Here is a spoof bet which may be new to my readers. You select a man of obviously bigger physique than yourself, and offer to wager him, say, a sovereign, that you measure the bigger round the chest. If he takes you on, as he probably will, you hand him a tape measure and say, “So as to be perfectly fair, you measure me, and I’ll measure you.” When the test is finished he will say that he has won. “Oh, no,” you reply, “I’ve won. You are the bigger man of the two, and it was I who measured you.” I spoofed one of the “fliest” men in England with this trick on one occasion.
Another time I was spoofed myself at the Empire, Liverpool, where the Macnaughtons took my carefully prepared pack of cards and stuck them together with glue, so that they formed a more or less solid block. The result, when I started to attempt to perform my tricks with them, can be more easily imagined than described.
By the way, speaking of card tricks, the majority of these, though infinitely puzzling to the observer, are usually susceptible of a quite simple explanation. Take, for example, that known as “The Two Queens,” and which is not infrequently worked on racecourses with a view to fleecing the public.
The way it is done is as follows: The performer takes the two Queens of either colour, black or red, and holds them up so that the audience can see them. Cutting the remainder of the pack into two lots he places one of the Queens upon the top half. At this point the performer’s hat falls off, or his attention is apparently distracted by some cause, and he turns away from the cards, still holding the other Queen. Someone in the company meanwhile quickly places a few cards from the bottom half of the pack upon the Queen, which had been placed upon the top half. When the performer resumes he announces that he will place the second Queen upon the first, and accordingly places it upon the cards. He now asserts that the two Queens are together, and offers to bet that he will produce them in that order. The audience, thinking otherwise, make various bets, and then the performer dealing the cards from the bottom of the pack produces the two Queens one after the other. This is accomplished by means of a confederate. When the performer has shuffled and cut, he notes the top card when the pack is cut. One of the Queens is placed on this card. When the hat falls off the confederate places the other cards as described, and the Queens are really separated. In dealing from the bottom the performer watches carefully until he arrives at the card which he had previously noted when the cut was made. When this is dealt he knows that the next card will be one of the Queens. So, instead of dealing this he pulls it back underneath the pack with the fingers of the left hand, and continues dealing. He produces the other Queen, and it is then a simple matter to deal the first Queen which he had pulled back. A shrewd spectator would notice that the Queens appear in reverse order to that in which they were placed in the pack, but audiences are so amazed that they don’t notice a little thing like that.

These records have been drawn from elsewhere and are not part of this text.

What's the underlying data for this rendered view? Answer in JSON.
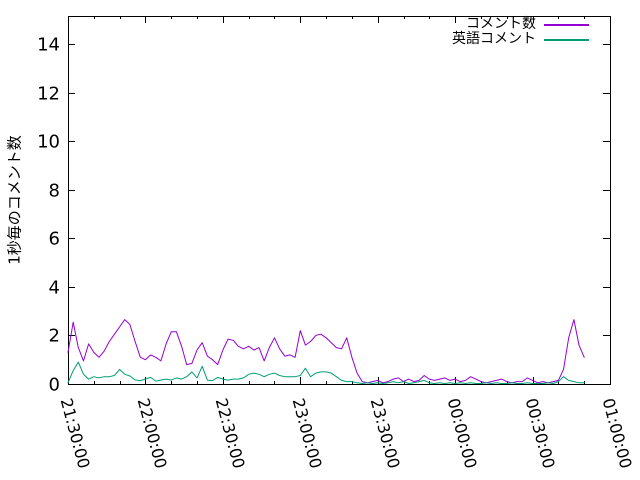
{
  "chart_data": {
    "type": "line",
    "title": "",
    "xlabel": "",
    "ylabel": "1秒毎のコメント数",
    "grid": false,
    "legend_position": "top-right-inside",
    "ylim": [
      0,
      15.15
    ],
    "y_ticks": [
      0,
      2,
      4,
      6,
      8,
      10,
      12,
      14
    ],
    "x_range_minutes": [
      0,
      210
    ],
    "x_major_ticks": [
      {
        "minutes": 0,
        "label": "21:30:00"
      },
      {
        "minutes": 30,
        "label": "22:00:00"
      },
      {
        "minutes": 60,
        "label": "22:30:00"
      },
      {
        "minutes": 90,
        "label": "23:00:00"
      },
      {
        "minutes": 120,
        "label": "23:30:00"
      },
      {
        "minutes": 150,
        "label": "00:00:00"
      },
      {
        "minutes": 180,
        "label": "00:30:00"
      },
      {
        "minutes": 210,
        "label": "01:00:00"
      }
    ],
    "x_minor_interval_minutes": 10,
    "x_minutes": [
      0,
      2,
      4,
      6,
      8,
      10,
      12,
      14,
      16,
      18,
      20,
      22,
      24,
      26,
      28,
      30,
      32,
      34,
      36,
      38,
      40,
      42,
      44,
      46,
      48,
      50,
      52,
      54,
      56,
      58,
      60,
      62,
      64,
      66,
      68,
      70,
      72,
      74,
      76,
      78,
      80,
      82,
      84,
      86,
      88,
      90,
      92,
      94,
      96,
      98,
      100,
      102,
      104,
      106,
      108,
      110,
      112,
      114,
      116,
      118,
      120,
      122,
      124,
      126,
      128,
      130,
      132,
      134,
      136,
      138,
      140,
      142,
      144,
      146,
      148,
      150,
      152,
      154,
      156,
      158,
      160,
      162,
      164,
      166,
      168,
      170,
      172,
      174,
      176,
      178,
      180,
      182,
      184,
      186,
      188,
      190,
      192,
      194,
      196,
      198,
      200
    ],
    "series": [
      {
        "name": "コメント数",
        "color": "#9400d3",
        "values": [
          1.3,
          2.55,
          1.5,
          0.95,
          1.65,
          1.3,
          1.1,
          1.35,
          1.75,
          2.05,
          2.35,
          2.65,
          2.45,
          1.75,
          1.1,
          1.0,
          1.2,
          1.1,
          0.95,
          1.65,
          2.15,
          2.15,
          1.55,
          0.8,
          0.85,
          1.4,
          1.7,
          1.15,
          1.0,
          0.8,
          1.4,
          1.85,
          1.8,
          1.55,
          1.45,
          1.55,
          1.4,
          1.5,
          0.95,
          1.5,
          1.9,
          1.45,
          1.15,
          1.2,
          1.1,
          2.2,
          1.6,
          1.75,
          2.0,
          2.05,
          1.9,
          1.7,
          1.5,
          1.45,
          1.9,
          1.1,
          0.45,
          0.1,
          0.05,
          0.1,
          0.15,
          0.05,
          0.1,
          0.2,
          0.25,
          0.1,
          0.2,
          0.1,
          0.15,
          0.35,
          0.2,
          0.15,
          0.2,
          0.25,
          0.15,
          0.2,
          0.1,
          0.15,
          0.3,
          0.2,
          0.1,
          0.05,
          0.1,
          0.15,
          0.2,
          0.1,
          0.05,
          0.1,
          0.1,
          0.25,
          0.15,
          0.05,
          0.1,
          0.05,
          0.1,
          0.15,
          0.6,
          1.9,
          2.65,
          1.6,
          1.1
        ]
      },
      {
        "name": "英語コメント",
        "color": "#009e73",
        "values": [
          0.05,
          0.55,
          0.9,
          0.4,
          0.2,
          0.3,
          0.25,
          0.3,
          0.3,
          0.35,
          0.6,
          0.4,
          0.33,
          0.17,
          0.14,
          0.2,
          0.27,
          0.12,
          0.16,
          0.2,
          0.16,
          0.25,
          0.2,
          0.3,
          0.5,
          0.25,
          0.73,
          0.16,
          0.14,
          0.27,
          0.2,
          0.16,
          0.2,
          0.2,
          0.25,
          0.4,
          0.45,
          0.4,
          0.3,
          0.4,
          0.45,
          0.35,
          0.3,
          0.3,
          0.3,
          0.35,
          0.65,
          0.3,
          0.45,
          0.5,
          0.5,
          0.45,
          0.3,
          0.15,
          0.1,
          0.1,
          0.05,
          0.02,
          0.05,
          0.02,
          0.05,
          0.02,
          0.05,
          0.1,
          0.05,
          0.1,
          0.02,
          0.05,
          0.1,
          0.15,
          0.05,
          0.02,
          0.05,
          0.02,
          0.05,
          0.02,
          0.05,
          0.02,
          0.05,
          0.02,
          0.02,
          0.05,
          0.02,
          0.05,
          0.02,
          0.02,
          0.05,
          0.02,
          0.02,
          0.05,
          0.02,
          0.02,
          0.02,
          0.05,
          0.02,
          0.1,
          0.3,
          0.15,
          0.1,
          0.05,
          0.05
        ]
      }
    ]
  }
}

It is not by means of card tricks alone, however, that the unwary are cheated on racecourses, and elsewhere. I could fill a good-sized volume if I liked with accounts of the wiles of some of the “fly” gentry frequenting these places. One of them once “had” me beautifully, though, I need hardly say, not at cards. It concerned a diamond ring.
The man, a well-known Birmingham racecourse frequenter, brought it to me while I was playing there, and asked me to buy it, saying that he had won it at cards. This story, I reflected, might or might not be true. Anyway, it was nothing to do with me. I am a good judge of diamonds, and I examined this one very carefully.
I saw at once that it was a splendid blue-white stone, and worth certainly not less than £80. The man asked me £40 for it. I offered him £20, which sum, after some hesitation, he agreed to take. “Hand over the money,” he said, “and the ring is yours.”
This conversation took place in one of the hotel bars in the centre of the city, and I had not so much money on me. I accordingly told him to bring the ring round that night to the theatre where I was playing, and I would let him have the money; which he did. The stone was to all appearance perfect, blazing with fire, and I put it in my waistcoat pocket, thinking what a nice surprise it would be for my wife.
So it was a surprise, but not in the way I intended. For next morning all the blaze and beauty had gone out of the stone. It looked like a piece of ordinary glass. I rushed round to a jeweller’s with it. “You’ve been had,” he explained. “The stone is not a diamond at all, but a jargoon, a gem whose lustre, especially if it is well polished, exactly resembles that of the diamond. Only it is extremely evanescent.” I may say that the stone I first examined was a genuine diamond, and worth fully four times what I agreed to pay. It was afterwards that the jargoon was substituted for it, and in the hurry of dressing I did not notice the difference.
Here is a tricky way of tossing for drinks and winning. It cannot be described as cheating, being rather in the nature of forced suggestion. You say to a man, “Come on, I’ll toss you for drinks round,” at the same time pulling out a coin and placing it flat on the counter, or elsewhere, with the tail uppermost, and, of course, covered so that he cannot see it. “Come on,” you say, speaking very rapidly, yet distinctly. “Cry to me. Which is it? Heads or tails.”